«C'est bien ça... c'est bien ça, reprenait le vieux David, hé! hé! hé! Ça te persécutait... c'était plus fort que toi. Oui... oui... je me figure tout cela comme si j'y étais. Alors donc, à la brasserie du Grand-Cerf, tu défiais le monde et tu célébrais l'amour.... Va, va toujours, j'aime à t'entendre parler de cela.»
Et Fritz, heureux de causer de ces choses, continuait son histoire. Il ne s'interrompait de temps en temps que pour s'écrier:
—Crois-tu sérieusement qu'elle m'aime, David?
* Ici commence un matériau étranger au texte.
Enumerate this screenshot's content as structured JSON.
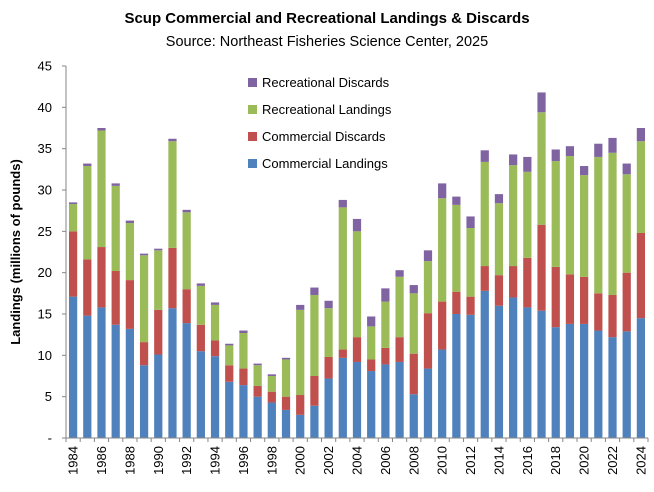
{
  "chart_data": {
    "type": "bar",
    "stacked": true,
    "title": "Scup Commercial and Recreational Landings & Discards",
    "subtitle": "Source: Northeast Fisheries Science Center, 2025",
    "xlabel": "",
    "ylabel": "Landings (millions of pounds)",
    "ylim": [
      0,
      45
    ],
    "yticks": [
      "-",
      "5",
      "10",
      "15",
      "20",
      "25",
      "30",
      "35",
      "40",
      "45"
    ],
    "grid": false,
    "legend_position": "top-center",
    "categories": [
      1984,
      1985,
      1986,
      1987,
      1988,
      1989,
      1990,
      1991,
      1992,
      1993,
      1994,
      1995,
      1996,
      1997,
      1998,
      1999,
      2000,
      2001,
      2002,
      2003,
      2004,
      2005,
      2006,
      2007,
      2008,
      2009,
      2010,
      2011,
      2012,
      2013,
      2014,
      2015,
      2016,
      2017,
      2018,
      2019,
      2020,
      2021,
      2022,
      2023,
      2024
    ],
    "xtick_labels": [
      "1984",
      "1986",
      "1988",
      "1990",
      "1992",
      "1994",
      "1996",
      "1998",
      "2000",
      "2002",
      "2004",
      "2006",
      "2008",
      "2010",
      "2012",
      "2014",
      "2016",
      "2018",
      "2020",
      "2022",
      "2024"
    ],
    "series": [
      {
        "name": "Commercial Landings",
        "color": "#4f81bd",
        "values": [
          17.1,
          14.8,
          15.8,
          13.7,
          13.2,
          8.8,
          10.1,
          15.7,
          13.9,
          10.5,
          9.9,
          6.8,
          6.4,
          5.0,
          4.3,
          3.4,
          2.8,
          3.9,
          7.2,
          9.7,
          9.2,
          8.1,
          8.9,
          9.2,
          5.3,
          8.4,
          10.7,
          15.0,
          14.9,
          17.8,
          16.0,
          17.0,
          15.8,
          15.4,
          13.4,
          13.8,
          13.8,
          13.0,
          12.2,
          12.9,
          14.5
        ]
      },
      {
        "name": "Commercial Discards",
        "color": "#c0504d",
        "values": [
          7.9,
          6.8,
          7.3,
          6.5,
          5.9,
          2.8,
          5.4,
          7.3,
          4.1,
          3.2,
          1.9,
          2.0,
          2.0,
          1.3,
          1.3,
          1.6,
          2.4,
          3.6,
          2.6,
          1.0,
          3.0,
          1.4,
          2.0,
          3.0,
          4.9,
          6.7,
          5.8,
          2.7,
          2.2,
          3.0,
          3.7,
          3.8,
          6.0,
          10.4,
          7.3,
          6.0,
          5.7,
          4.5,
          5.1,
          7.1,
          10.3
        ]
      },
      {
        "name": "Recreational Landings",
        "color": "#9bbb59",
        "values": [
          3.3,
          11.3,
          14.1,
          10.3,
          6.9,
          10.5,
          7.2,
          12.9,
          9.3,
          4.7,
          4.3,
          2.4,
          4.3,
          2.5,
          1.9,
          4.5,
          10.3,
          9.8,
          5.9,
          17.2,
          12.8,
          4.0,
          5.6,
          7.3,
          7.3,
          6.3,
          12.5,
          10.5,
          8.3,
          12.6,
          8.7,
          12.2,
          10.4,
          13.6,
          12.8,
          14.3,
          12.3,
          16.5,
          17.2,
          11.9,
          11.1
        ]
      },
      {
        "name": "Recreational Discards",
        "color": "#8064a2",
        "values": [
          0.2,
          0.3,
          0.3,
          0.3,
          0.3,
          0.2,
          0.2,
          0.3,
          0.3,
          0.3,
          0.3,
          0.2,
          0.3,
          0.2,
          0.2,
          0.2,
          0.6,
          0.9,
          0.9,
          0.9,
          1.5,
          1.2,
          1.6,
          0.8,
          1.0,
          1.3,
          1.8,
          1.0,
          1.4,
          1.4,
          1.1,
          1.3,
          1.8,
          2.4,
          1.4,
          1.2,
          1.1,
          1.6,
          1.8,
          1.3,
          1.6
        ]
      }
    ]
  }
}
—Oui... oui... elle t'aime, faisait le vieux rebbe, les yeux plissés.
—En es-tu bien sûr?
—Hé! hé! hé! ça va sans dire.... Mais alors donc, à Bischem, vous avez eu le bonheur de danser le treieleins ensemble. Tu devais être bien heureux, Kobus?
—Oh!» s'écriait Fritz.
Et tout l'enthousiasme du treieleins lui remontait à la tête. Jamais le vieux Sichel n'avait été plus content; il aurait écouté Kobus raconter la même chose durant un siècle, sans se fatiguer; et, parfois, il remplissait les silences par quelque réflexion tirée de la Bible, comme: «Je t'ai réveillé sous un pommier, là où ta mère t'a enfanté, là où t'a enfanté celle qui t'a donné le jour.» Ou bien: «Beaucoup d'eau ne pourrait pas éteindre cet amour-là, et les fleuves mêmes ne le pourraient pas noyer.» Ou bien encore: «Tu m'as ravi le cœur par l'un de tes yeux; tu m'as ravi le cœur par un des grains de ton collier.»
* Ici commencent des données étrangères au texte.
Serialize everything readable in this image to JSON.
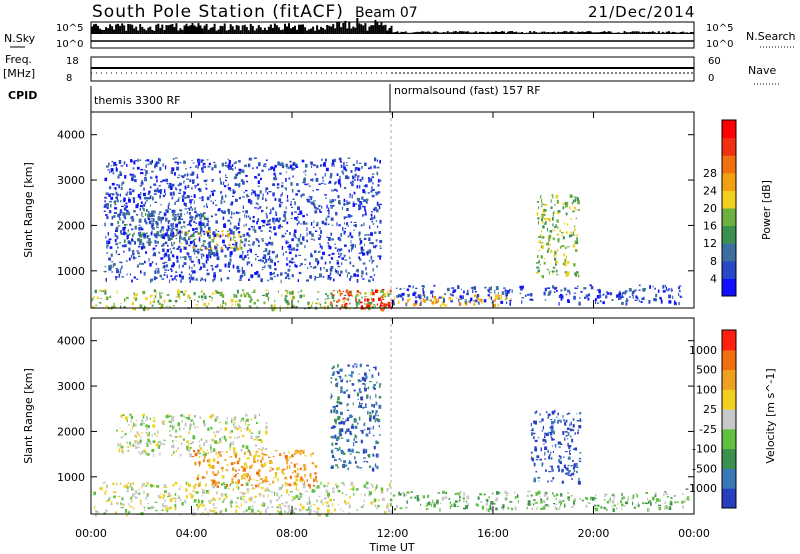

Fritz trouvait ces réflexions très belles. Pour la troisième fois, il rentrait dans de nouveaux détails, lorsque le rebbe, s'arrêtant au coin du bois, près de la roche des Tourterelles, à dix minutes de la ferme, lui dit:
«Voici le Meisenthâl. Tu me raconteras le reste plus tard. Maintenant, je vais descendre, et toi, tu m'attendras ici.